Kesiapan dan ketersediaan pasar menjadi faktor penting bagi tumbuh dan berkembangnya suatu bisnis pada umumnya dan bisnis berbasis biomasa pada khususnya. Dan secara global menurut Hawkin Wright, memprediksi penjualan wood pellet mencapai adalah tertinggi diantara bahan bakar biomasa lainnya, yakni lebih dari 27 juta ton/tahun pada 2025. Sedangkan FutureMetric juga memprediksi bahwa pasar untuk wood pellet untuk industri (industrial pellet fuel) dapat mencapai 55 juta ton pada 2030. Dengan demikian kebutuhan wood pellets akan terus meningkat dengan rata-rata lebih dari 5,5 juta ton per tahunnya sejak 2025, sehingga demikian juga untuk produksi wood pelletnya. Selain itu PKS (palm kernel shell) atau cangkang sawit juga menjadi alternatif bahan bakar biomasa selain wood pellet dan PKS merupakan kompetitor utama wood pellet di pasar bahan bakar biomasa global. Tetapi dibandingkan wood pellet, perdagangan PKS global relatif kecil yakni diperkirakan hanya 5 juta ton/tahun. Indonesia adalah produsen terbesar PKS di dunia karena sebanding dengan luasnya kebun sawit serta sebagai produsen minyak sawit / CPO atau pemilik kebun sawit terbesar di dunia.

Sedangkan biochar, khusus untuk Eropa saja diperkirakan ada 51 pabrik biochar baru atau total ada 220 unit, dengan produksi biocharnya diperkirakan menjadi 115.000 ton per tahunnya. Dan produksi biochar global pada tahun 2023 diperkirakan mencapai 350 ribu ton atau ekuivalen dengan 600.000 carbon credit dan diperkirakan akan terus meningkat. Dan pada tahun 2025 ini diprediksi pertumbuhan industri biochar lebih dari 5 lipat dibandingkan pada tahun 2023. Adanya carbon credit menjadi salah motivasi terbesar untuk produksi biochar tersebut. Dengan adanya carbon credit tersebut terjadi lonjakan produksi biochar secara signifikan dari sebelumnya. Sebagai ilustrasi bahwa pada tahun 2023 dari carbon credit biochar ini memberi kontribusi terbesar pada yakni 90% carbon removal di pasar karbon sukarela (voluntary carbon market) menurut data dari CDR.fyi.

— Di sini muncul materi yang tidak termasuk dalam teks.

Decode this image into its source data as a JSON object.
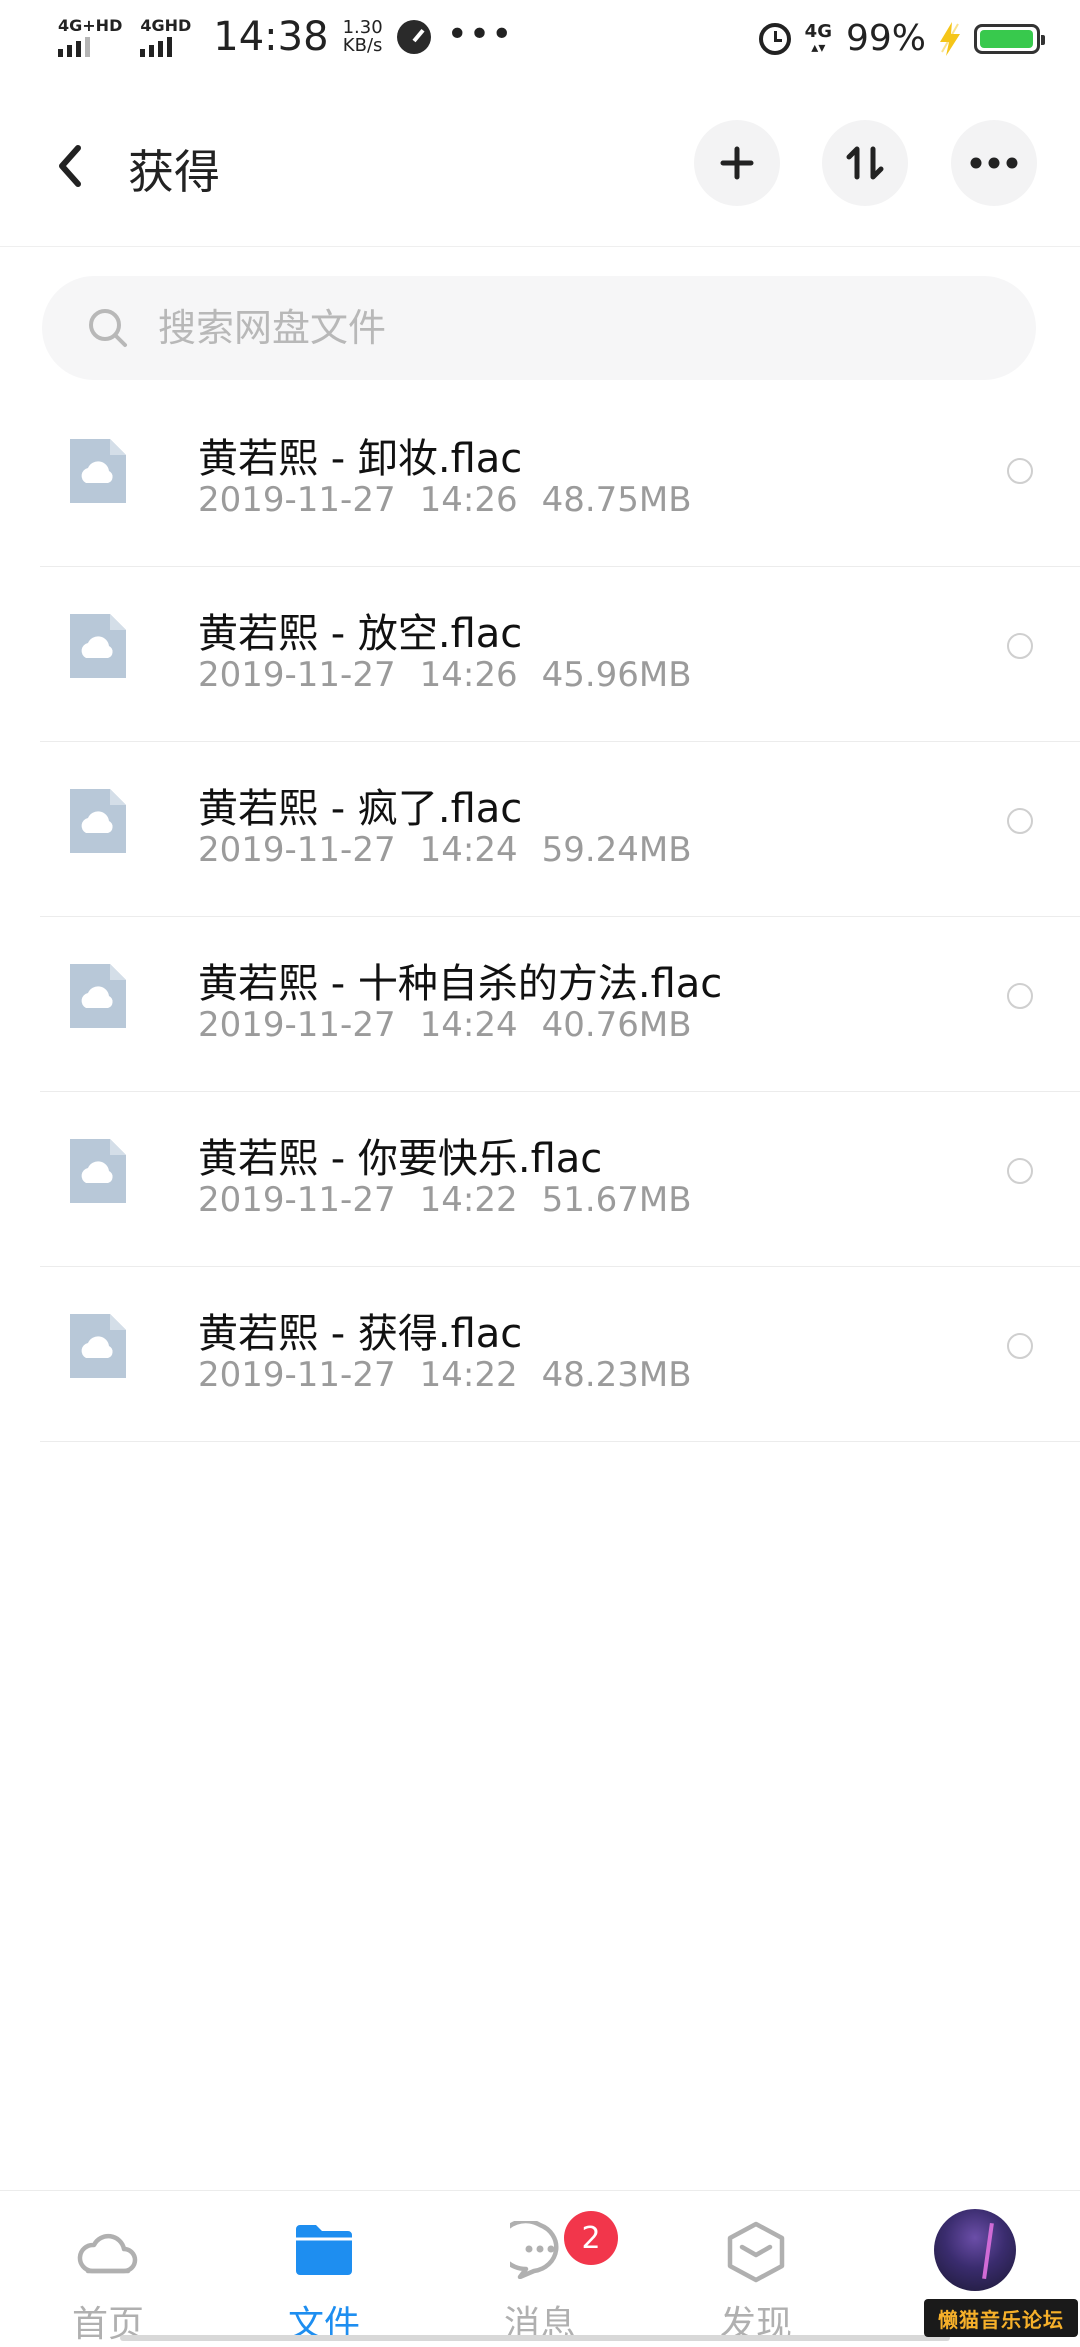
{
  "status_bar": {
    "net1": "4G+HD",
    "net2": "4GHD",
    "time": "14:38",
    "speed_value": "1.30",
    "speed_unit": "KB/s",
    "more": "•••",
    "net_right": "4G",
    "battery": "99%",
    "battery_level": 0.99
  },
  "header": {
    "title": "获得",
    "back_icon": "chevron-left-icon",
    "actions": [
      "plus-icon",
      "sort-icon",
      "more-horizontal-icon"
    ]
  },
  "search": {
    "placeholder": "搜索网盘文件",
    "value": ""
  },
  "files": [
    {
      "name": "黄若熙 - 卸妆.flac",
      "date": "2019-11-27",
      "time": "14:26",
      "size": "48.75MB"
    },
    {
      "name": "黄若熙 - 放空.flac",
      "date": "2019-11-27",
      "time": "14:26",
      "size": "45.96MB"
    },
    {
      "name": "黄若熙 - 疯了.flac",
      "date": "2019-11-27",
      "time": "14:24",
      "size": "59.24MB"
    },
    {
      "name": "黄若熙 - 十种自杀的方法.flac",
      "date": "2019-11-27",
      "time": "14:24",
      "size": "40.76MB"
    },
    {
      "name": "黄若熙 - 你要快乐.flac",
      "date": "2019-11-27",
      "time": "14:22",
      "size": "51.67MB"
    },
    {
      "name": "黄若熙 - 获得.flac",
      "date": "2019-11-27",
      "time": "14:22",
      "size": "48.23MB"
    }
  ],
  "bottom_nav": {
    "items": [
      {
        "label": "首页",
        "icon": "cloud-icon"
      },
      {
        "label": "文件",
        "icon": "folder-icon"
      },
      {
        "label": "消息",
        "icon": "chat-bubble-icon"
      },
      {
        "label": "发现",
        "icon": "cube-icon"
      },
      {
        "label": "",
        "icon": "avatar"
      }
    ],
    "active": 1,
    "message_badge": "2"
  },
  "watermark": "懒猫音乐论坛",
  "colors": {
    "accent": "#1e8ef0",
    "badge": "#f2364b",
    "file_icon": "#b8c8d8",
    "battery": "#38c94d"
  }
}
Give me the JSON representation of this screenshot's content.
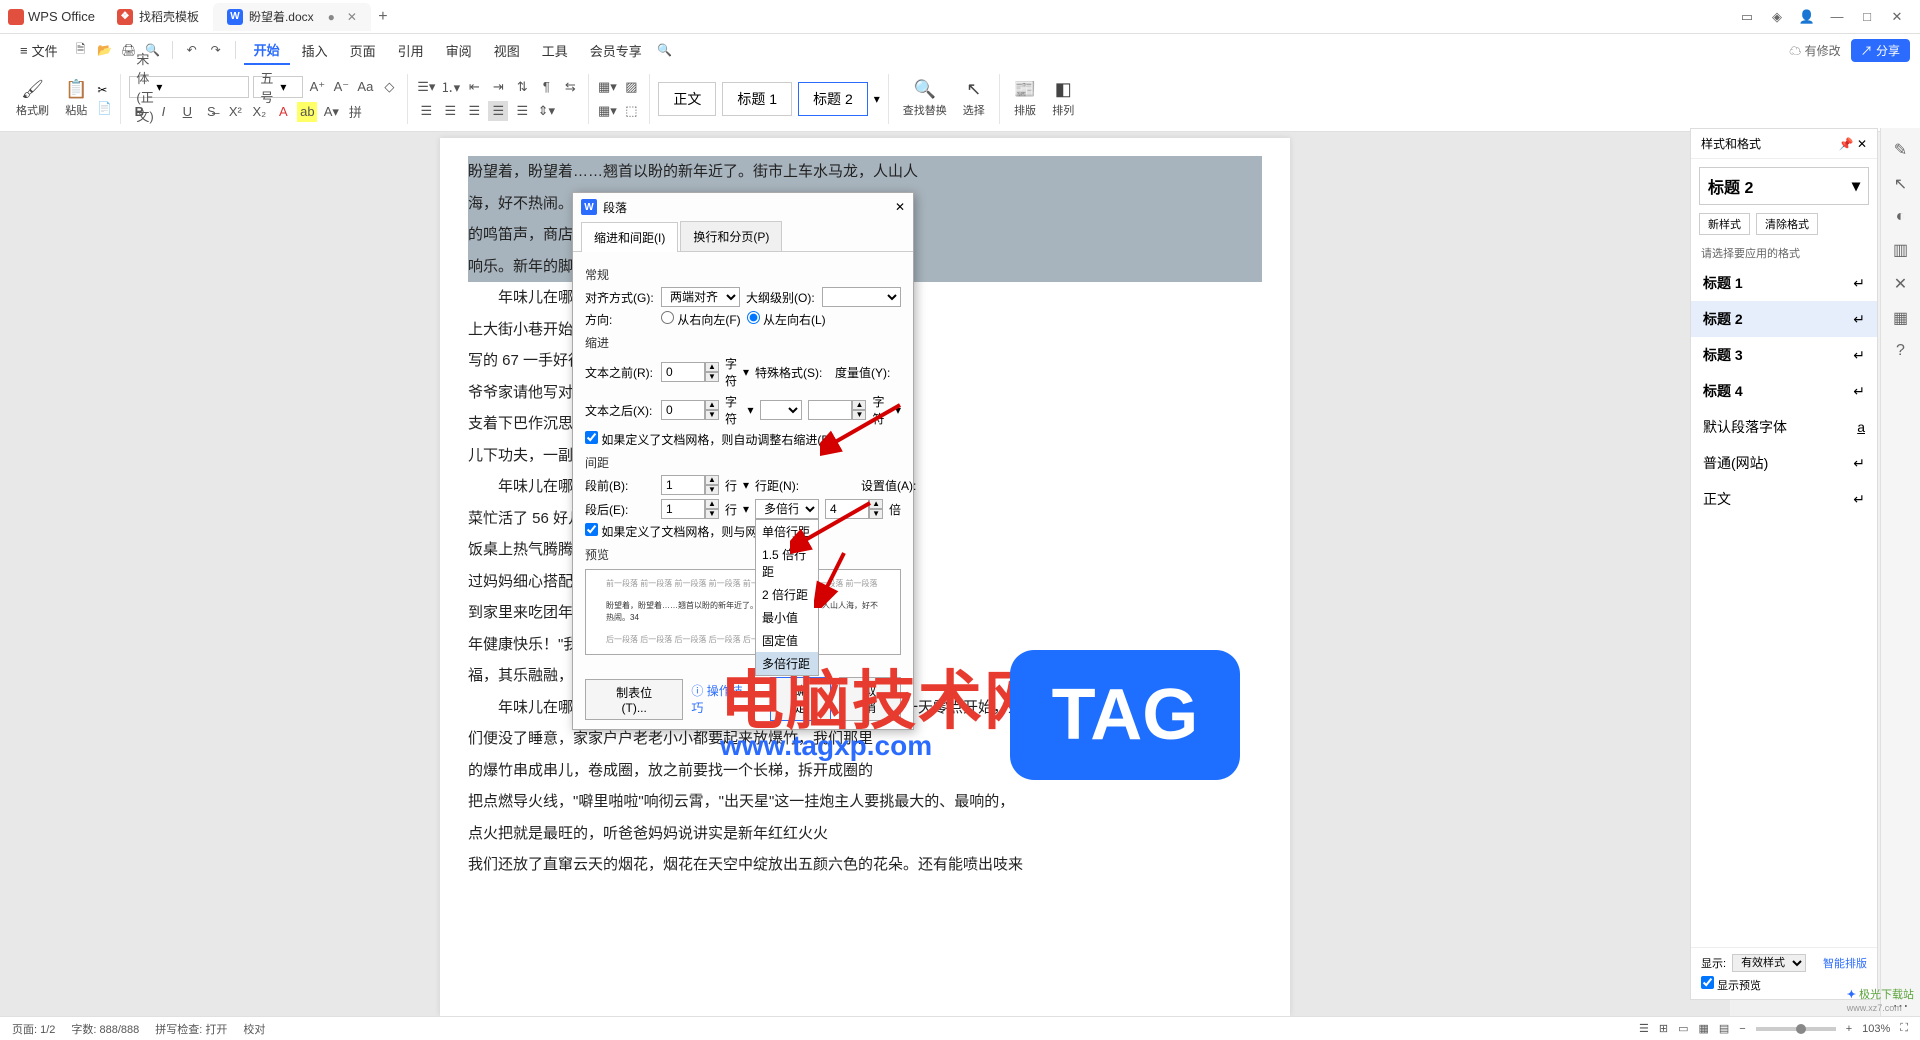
{
  "titlebar": {
    "app": "WPS Office",
    "tabs": [
      {
        "icon_bg": "#e14f3e",
        "icon": "✕",
        "label": "找稻壳模板"
      },
      {
        "icon_bg": "#2b6cff",
        "icon": "W",
        "label": "盼望着.docx",
        "active": true,
        "dirty": "●"
      }
    ],
    "win_icons": [
      "▭",
      "◇",
      "👤",
      "—",
      "□",
      "✕"
    ]
  },
  "menubar": {
    "file": "文件",
    "quick_icons": [
      "🗎",
      "🖶",
      "🖨",
      "⟳",
      "↶",
      "↷"
    ],
    "items": [
      "开始",
      "插入",
      "页面",
      "引用",
      "审阅",
      "视图",
      "工具",
      "会员专享"
    ],
    "active": "开始",
    "search_icon": "🔍",
    "modify": "有修改",
    "share": "分享"
  },
  "ribbon": {
    "format_brush": "格式刷",
    "paste": "粘贴",
    "cut_icon": "✂",
    "copy_icon": "📋",
    "font_name": "宋体 (正文)",
    "font_size": "五号",
    "styles": {
      "normal": "正文",
      "h1": "标题 1",
      "h2": "标题 2"
    },
    "find": "查找替换",
    "select": "选择",
    "layout": "排版",
    "arrange": "排列"
  },
  "doc": {
    "p1": "盼望着，盼望着……翘首以盼的新年近了。街市上车水马龙，人山人",
    "p2": "海，好不热闹。34 瞧，拎着大大小小行李箱的人在街上行走，汽车",
    "p3": "的鸣笛声，商店的叫卖声，",
    "p4": "响乐。新年的脚步近了，",
    "p5": "　　年味儿在哪里？哦，年味儿",
    "p6": "上大街小巷开始卖起了大红的长线",
    "p7": "写的 67 一手好行书字，所以一到",
    "p8": "爷爷家请他写对联，爷爷也乐意",
    "p9": "支着下巴作沉思状，然后，一手提",
    "p10": "儿下功夫，一副对联就大功告",
    "p11": "　　年味儿在哪里？哦，年味儿",
    "p12": "菜忙活了 56 好几天。除夕那天，",
    "p13": "饭桌上热气腾腾，香气扑鼻 08 而",
    "p14": "过妈妈细心搭配，让人看了就有食",
    "p15": "到家里来吃团年饭，\"表叔，我那",
    "p16": "年健康快乐！\"我喝饮料轮流敬",
    "p17": "福，其乐融融，好不热闹。",
    "p18": "　　年味儿在哪里？哦，年味儿在那震耳欲聋的爆竹声中。新年第一天零点开始，人",
    "p19": "们便没了睡意，家家户户老老小小都要起来放爆竹，我们那里",
    "p20": "的爆竹串成串儿，卷成圈，放之前要找一个长梯，拆开成圈的",
    "p21": "把点燃导火线，\"噼里啪啦\"响彻云霄，\"出天星\"这一挂炮主人要挑最大的、最响的，",
    "p22": "点火把就是最旺的，听爸爸妈妈说讲实是新年红红火火",
    "p23": "我们还放了直窜云天的烟花，烟花在天空中绽放出五颜六色的花朵。还有能喷出吱来"
  },
  "dialog": {
    "title": "段落",
    "tab1": "缩进和间距(I)",
    "tab2": "换行和分页(P)",
    "sec_general": "常规",
    "align_label": "对齐方式(G):",
    "align_val": "两端对齐",
    "outline_label": "大纲级别(O):",
    "outline_val": "",
    "dir_label": "方向:",
    "dir_rtl": "从右向左(F)",
    "dir_ltr": "从左向右(L)",
    "sec_indent": "缩进",
    "before_text": "文本之前(R):",
    "after_text": "文本之后(X):",
    "char_unit": "字符",
    "char_unit2": "字符",
    "special": "特殊格式(S):",
    "metric": "度量值(Y):",
    "auto_indent": "如果定义了文档网格，则自动调整右缩进(D)",
    "sec_spacing": "间距",
    "before_para": "段前(B):",
    "after_para": "段后(E):",
    "line_unit": "行",
    "line_label": "行距(N):",
    "setval": "设置值(A):",
    "line_spacing_val": "多倍行距",
    "setval_num": "4",
    "multiple_unit": "倍",
    "dd_opts": [
      "单倍行距",
      "1.5 倍行距",
      "2 倍行距",
      "最小值",
      "固定值",
      "多倍行距"
    ],
    "auto_grid": "如果定义了文档网格，则与网格对",
    "preview": "预览",
    "preview_text": "盼望着，盼望着……翘首以盼的新年近了。街市上车水马龙，人山人海，好不热闹。34",
    "tabstop": "制表位(T)...",
    "tips": "操作技巧",
    "ok": "确定",
    "cancel": "取消",
    "zero": "0",
    "one": "1"
  },
  "stylepane": {
    "title": "样式和格式",
    "current": "标题 2",
    "new_style": "新样式",
    "clear": "清除格式",
    "hint": "请选择要应用的格式",
    "items": [
      "标题 1",
      "标题 2",
      "标题 3",
      "标题 4",
      "默认段落字体",
      "普通(网站)",
      "正文"
    ],
    "selected": "标题 2",
    "show": "显示:",
    "show_val": "有效样式",
    "preview": "显示预览"
  },
  "status": {
    "page": "页面: 1/2",
    "words": "字数: 888/888",
    "spell": "拼写检查: 打开",
    "proof": "校对",
    "zoom": "103%",
    "smart": "智能排版"
  },
  "watermark": {
    "txt": "电脑技术网",
    "url": "www.tagxp.com",
    "tag": "TAG",
    "corner": "极光下载站"
  }
}
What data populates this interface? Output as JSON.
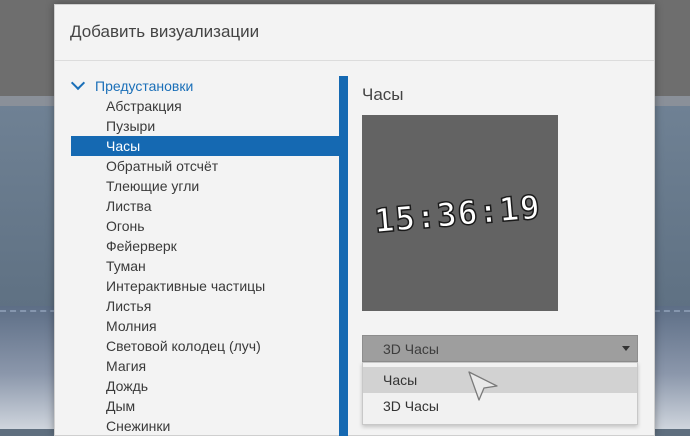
{
  "dialog": {
    "title": "Добавить визуализации"
  },
  "tree": {
    "root_label": "Предустановки",
    "items": [
      {
        "label": "Абстракция",
        "selected": false
      },
      {
        "label": "Пузыри",
        "selected": false
      },
      {
        "label": "Часы",
        "selected": true
      },
      {
        "label": "Обратный отсчёт",
        "selected": false
      },
      {
        "label": "Тлеющие угли",
        "selected": false
      },
      {
        "label": "Листва",
        "selected": false
      },
      {
        "label": "Огонь",
        "selected": false
      },
      {
        "label": "Фейерверк",
        "selected": false
      },
      {
        "label": "Туман",
        "selected": false
      },
      {
        "label": "Интерактивные частицы",
        "selected": false
      },
      {
        "label": "Листья",
        "selected": false
      },
      {
        "label": "Молния",
        "selected": false
      },
      {
        "label": "Световой колодец (луч)",
        "selected": false
      },
      {
        "label": "Магия",
        "selected": false
      },
      {
        "label": "Дождь",
        "selected": false
      },
      {
        "label": "Дым",
        "selected": false
      },
      {
        "label": "Снежинки",
        "selected": false
      }
    ]
  },
  "preview": {
    "title": "Часы",
    "clock_text": "15:36:19"
  },
  "select": {
    "value": "3D Часы",
    "options": [
      {
        "label": "Часы",
        "hover": true
      },
      {
        "label": "3D Часы",
        "hover": false
      }
    ]
  },
  "colors": {
    "accent": "#1569b2",
    "preview_bg": "#636363",
    "dialog_bg": "#f3f3f3"
  }
}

Pasar atau pengguna utama wood pellet (industrial pellet grade) adalah pembangkit-pembangkit listrik yang melakukan cofiring dengan bahan bakar terbarukan yakni berbasis biomasa khususnya wood pellet. Semakin besar ratio cofiring-nya maka semakin besar kebutuhan wood pelletnya. Dengan kapasitas atau ukuran pembangkit listrik ratusan bahkan ribuan MW maka kebutuhan wood pelletnya juga banyak bahkan walaupun dengan cofiring ratio rendah. Trend pembangkit-pembangkit listrik batubara untuk melakukan cofiring semakin besar dan juga peningkatan ratio cofiringnya bahkan sejumlah pembangkit listik batubara bisa beralih 100% menggunakan wood pellet (fulfiring). Selain itu juga sejumlah pembangkit listrik biomasa baik yang 100% dengan wood pellet ataupun PKS juga banyak dibangun dan mulai beroperasi.  Ada target global bahwa porsi pembangkit listrik batubara harus turun hingga 4% (dari kondisi saat ini sekitar 30% ) pada 2030 dan 0% pada 2040 jika dunia ini ingin membatasi pemanasan global pada 1,5 derajad Celcius (2,7 derajad Fahrenheit) dan mencegah terjadinya dampak kerusakan yang parah dari krisis iklim. Hal ini bahkan juga yang membuat sejumlah perusahaan batubara di Indonesia mengembangkan energi terbarukan khususnya wood pellet dari kebun energi.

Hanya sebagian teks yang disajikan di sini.